#NFA was a 100% FAN-BASED movement Gratefully Deadicated to organizing deadheads around the world in massive expressions of gratitude to the Grateful Dead during their 50th Anniversary Fare Thee Well shows.
During the run-up to the Fare Thee Well shows in 2015, deadheads around the world came together through social media to share their joy, frustrations, excitement, and love. Out of this, #NFA was born from a single person’s post “Has anyone considered doing something to thank the band?”
Of course we had. Individually, we had daydreamed of showering the band with thousands of roses, hanging banners from the rafters, renting planes to display sky banners, flooding their mailboxes with hundreds of thousands of thank you notes, raining tons of red-white-and-blue balloons down on the floor from the stands, and of course chanting “Know our love will not fade away” at the top of our lungs for forever and a day. The source of these sunshine daydreams is obvious to any deadhead. In the words of Phil Lesh, it was “The love we have for each other.”
This one voice asking a single question created a focal point for these day dreams and we shared them with each other. A few of us started a Facebook group (#NFA) to focus the discussion, and discuss we did. The discussion attracted more than 1,000 group members. Poll after poll, post after post, we shared our dreams and we shared our love for the band and for each other. We came up with even more silly ways of showing our love — flash mobs with tens of thousands of black pocket t-shirts. Thousands of men wearing cutoffs that were just a little too short. Hilarity ensued. Haynes and Fruit of the Loom were both contacted, to no avail (some people have NO sense of humor). The logistics and expense of delivering 10s of thousands of roses to Soldier Field seemed staggering. Another group had already been formed to fly a sky banner. So we settled on a few goals:
Not all of those things happened, at least not the way we had planned. We were thinking really big, and took some chances in the hopes of creating something beautiful. That’s something we learned from the Grateful Dead, who made a career out of taking really big chances. Some of those chances didn’t pan out so well. But as we all know, it’s the act of taking those big chances that creates miracles. And we did create miracles. When we got to Santa Clara, and then Chicago, some pretty incredible things did happen. People who had never met in person raced through the crowds to meet up with each other. Friendships were born. Others were strengthened. Strangers stopping strangers, not just to shake their hands, but to make things happen — to share a movement of 1,000 Facebook members with more than 100,000 fellow deadheads. We handed out cards, we held up signs, we talked to the media, we smiled for 3 days straight. Love ruled the day.
And that love was carried into the stands, along with all of the love everyone else brought with them, and we know without a doubt that the band felt that love. Because they soaked up all of that love, magnified it, and then sent it right back to us. And we felt more deeply than anyone could possibly imagine.
And the band. God bless the Grateful Dead.
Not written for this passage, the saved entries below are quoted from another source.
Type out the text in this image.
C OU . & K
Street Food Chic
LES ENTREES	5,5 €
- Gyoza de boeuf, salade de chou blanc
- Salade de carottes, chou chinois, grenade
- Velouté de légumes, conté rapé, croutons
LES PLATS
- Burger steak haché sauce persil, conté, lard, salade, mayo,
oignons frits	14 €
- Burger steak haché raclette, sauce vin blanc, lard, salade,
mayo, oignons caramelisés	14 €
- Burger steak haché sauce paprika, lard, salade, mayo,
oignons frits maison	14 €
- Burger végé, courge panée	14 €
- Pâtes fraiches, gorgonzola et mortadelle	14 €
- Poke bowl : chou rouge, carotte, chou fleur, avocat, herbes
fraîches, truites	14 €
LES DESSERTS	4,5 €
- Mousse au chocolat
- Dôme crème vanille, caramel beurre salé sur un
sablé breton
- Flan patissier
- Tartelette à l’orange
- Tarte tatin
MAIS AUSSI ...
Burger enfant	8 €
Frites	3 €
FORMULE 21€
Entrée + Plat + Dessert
You know what else they did?
They handed out tens of thousands of roses.
They raised $526,000 dollars split among 17 charitites, including the Rex Foundation, by auctioning off a single guitar.
They hired planes to fly over Soldier Field displaying all sorts of messages on sky banners.
They hung banners from the rafters.
They played Not Fade Away at the end of the 3rd show in Chicago, and the crowd joined in with the loudest chant anyone can remember. That chant lasted for what seemed forever in a tunnel in Grant Park as fans exited the stadium. It was exhilarating.
In short, the band had taken the ideas discussed in #NFA and other Facebook groups and made them happen. We don’t suppose that the band was lurking on Facebook, listening to all their fans’ ideas. Still it warms our hearts to think that maybe, just maybe, they heard about some of this stuff and decided to make damned sure the really good ideas happened. More likely, though, we were ALL sharing the same dream, band and fans alike. And, as the song goes, we should not be surprised to find that they dream with us.
In the end, we raised about $2,000 for the Rex Foundation, a mere 7% of their cut of the guitar auction. We got a handful of thank-you videos from fans directed at the band, and we hope the band members watch them here. We didn’t really start the NFA chant, although there were rumblings. In the end, the band started the chant. But the deadheads at the show sure as hell finished it! If you weren’t in the tunnel and haven’t seen the footage, you need to check out this video. Even though we didn’t do everything we set out to do, we did manage to do the most important thing of all. We served as one mechanism that channeled and focused the love we have for each other onto that stage. And that was the whole point.
The Facebook Group #NFA will cease to exist on September 4, 2015, nearly 2 months after the close the Fare Thee Well shows. The shows are over, and our work is done. This page will remain on the web as long as that continues to make sense. We are not fading away, nor is our love. We are simply moving on to new expressions of that love, at new shows, with old band members and new, with old fans and new, with old family and new. And we will take the feeling we created with each other in Chicago, take it home, and do some good with it.
After all, we are Forever Grateful. We are Forever Dead. We are Forever Family.
Thank you, Bob, Phil, Billy, and Mickey. Thank you, Trey, Jeff and Bruce. We love you more than words can tell. See you all again real soon.